Kumud Goel: Security on computer systems and networks even in large organisations in India is very poor.
There are people who can hack VSNL or any other major server in India. We need a fiasco before people will wake up and organisations will spend money on security. Senior managers know nothing of the dangers and don't want to spend a dime. Remember it took a Bhopal Tragedy in this country for people to wake up to safety.
K Vaitheeswaran: I think the security levels in India are quite good. This is the power of the web where you cannot have significantly different levels across countries, since the whole web is one global network. Of course, the USA is ahead in this area by a year or so.
How much is the credit card option on the Web secure in India?
Vaitheeswaran: Credit cards transactions over the web need to be secure in three different ways. Firstly, the store must offer SSL (Secure Socket layer) links to ensure encryption and decryption.

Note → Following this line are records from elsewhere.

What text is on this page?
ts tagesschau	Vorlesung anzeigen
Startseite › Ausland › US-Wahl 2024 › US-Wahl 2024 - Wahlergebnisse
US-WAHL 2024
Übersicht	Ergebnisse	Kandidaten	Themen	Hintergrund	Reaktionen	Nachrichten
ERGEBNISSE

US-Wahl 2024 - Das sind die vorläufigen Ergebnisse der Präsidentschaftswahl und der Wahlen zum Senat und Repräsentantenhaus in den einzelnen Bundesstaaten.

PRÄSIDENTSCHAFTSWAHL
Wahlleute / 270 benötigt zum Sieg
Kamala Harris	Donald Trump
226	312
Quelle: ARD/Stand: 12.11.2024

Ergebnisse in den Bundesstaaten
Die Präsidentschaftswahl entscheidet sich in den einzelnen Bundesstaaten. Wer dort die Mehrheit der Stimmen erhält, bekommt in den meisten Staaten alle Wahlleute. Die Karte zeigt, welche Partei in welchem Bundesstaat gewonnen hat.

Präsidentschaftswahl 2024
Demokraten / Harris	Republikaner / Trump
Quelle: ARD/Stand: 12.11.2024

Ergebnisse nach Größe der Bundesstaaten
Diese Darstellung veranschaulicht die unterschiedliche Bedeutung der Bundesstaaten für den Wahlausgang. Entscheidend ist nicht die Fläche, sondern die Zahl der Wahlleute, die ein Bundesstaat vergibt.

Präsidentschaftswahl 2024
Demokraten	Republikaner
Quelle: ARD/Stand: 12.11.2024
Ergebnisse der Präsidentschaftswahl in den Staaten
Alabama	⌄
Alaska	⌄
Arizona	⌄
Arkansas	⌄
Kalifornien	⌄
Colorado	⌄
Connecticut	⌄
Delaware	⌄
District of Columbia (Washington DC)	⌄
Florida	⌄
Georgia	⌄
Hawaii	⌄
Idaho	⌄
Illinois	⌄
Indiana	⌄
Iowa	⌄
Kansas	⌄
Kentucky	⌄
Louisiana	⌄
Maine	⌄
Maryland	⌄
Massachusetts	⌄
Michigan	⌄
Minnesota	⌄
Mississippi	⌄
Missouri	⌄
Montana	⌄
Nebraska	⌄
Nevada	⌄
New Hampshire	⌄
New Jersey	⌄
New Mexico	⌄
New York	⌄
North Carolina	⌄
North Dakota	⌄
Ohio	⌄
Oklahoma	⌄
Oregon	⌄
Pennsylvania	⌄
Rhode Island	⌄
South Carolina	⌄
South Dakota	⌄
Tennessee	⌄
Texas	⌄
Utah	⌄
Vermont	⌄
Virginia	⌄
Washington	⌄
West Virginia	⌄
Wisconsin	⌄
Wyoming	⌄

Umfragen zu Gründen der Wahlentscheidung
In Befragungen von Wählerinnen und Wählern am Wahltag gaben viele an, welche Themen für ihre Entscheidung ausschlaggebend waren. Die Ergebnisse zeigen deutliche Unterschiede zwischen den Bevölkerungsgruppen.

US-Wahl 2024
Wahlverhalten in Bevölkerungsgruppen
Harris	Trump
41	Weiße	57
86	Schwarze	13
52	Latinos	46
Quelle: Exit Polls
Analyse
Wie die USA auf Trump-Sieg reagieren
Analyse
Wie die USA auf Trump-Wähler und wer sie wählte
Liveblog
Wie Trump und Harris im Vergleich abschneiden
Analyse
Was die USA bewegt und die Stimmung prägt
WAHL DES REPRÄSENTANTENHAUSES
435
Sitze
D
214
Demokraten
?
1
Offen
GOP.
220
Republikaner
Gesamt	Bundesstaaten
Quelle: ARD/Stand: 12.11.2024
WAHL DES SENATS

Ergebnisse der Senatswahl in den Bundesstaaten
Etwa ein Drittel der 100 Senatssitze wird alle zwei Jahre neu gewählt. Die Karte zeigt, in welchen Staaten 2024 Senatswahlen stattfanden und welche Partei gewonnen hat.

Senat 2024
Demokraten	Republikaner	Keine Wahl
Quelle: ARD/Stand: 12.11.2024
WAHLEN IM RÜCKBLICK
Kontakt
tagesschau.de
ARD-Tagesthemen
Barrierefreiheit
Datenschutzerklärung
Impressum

This eliminates third party misuse. Secondly, the store must ask personal details beyond what is available on the card itself - this reduces the threat of someone stealing a card and using it over the web. Thirdly, the online merchants themselves must build up credibility and loyalty with the customers, by securing their internal systems and processes.
There are no payment gateways available. Some banks are working on this and we feel in a couple of months, online authorisation and verification of credit cards will be a reality in India.
Goel: Without trying to sound as if I am crying wolf; US and foreign laws have been effective where a credit card number is enough to get people to sell goods. In India this will not work.
Shuvam: This is made out to be bigger than it really is. The following steps are taken to reduce this risk, which many of your readers probably don't know about:
AVS (Address Verification Service): This involves asking the customer to enter his credit card billing address. If this matches with the address on record with VISA/MasterCard, the transaction is permitted. This simple security check is very hard to break if you have a stolen credit card.
Most sites use SSL, which makes the data very difficult to steal while it travels over the Net.
Most major sites allow you to use Cybercash, Cyberwallet or similar schemes, where the credit card information never reaches the merchant's Web server. It travels directly from your PC to the payment gateway in encrypted format.
Abroad, a consumer can issue a stop-payment on a transaction after he receives his monthly credit card statement. There, the credit card companies strictly follow the policy of "customer is always right", and thus you can stop your monetary loss even if someone has used your card number to make purchases. The hit is taken either by the merchant or the card-issuing bank.
Some credit card companies are allowing you to set spending limits, thus reducing your exposure temporarily. This is being offered by ICICI Bank in India, I believe.
All in all, I believe it is as risky to use a credit card in a restaurant as it is to use it on the Internet, given a little care. Some of the real risks of credit card fraud are not related to the Internet.
Flynn: I would view it as a major threat. Even those sites which use digital certificates, certification authorities etc including encryption or some other means of secure transaction are not completely immune to hackers.
It is a major risk and like all risk factors needs to be addressed. This does not mean that consumers should be scared into not transacting on the Net. Instead, online commerce sites should augment their security, including getting a security risk audit and analysis done. This could help minimise the risk factors.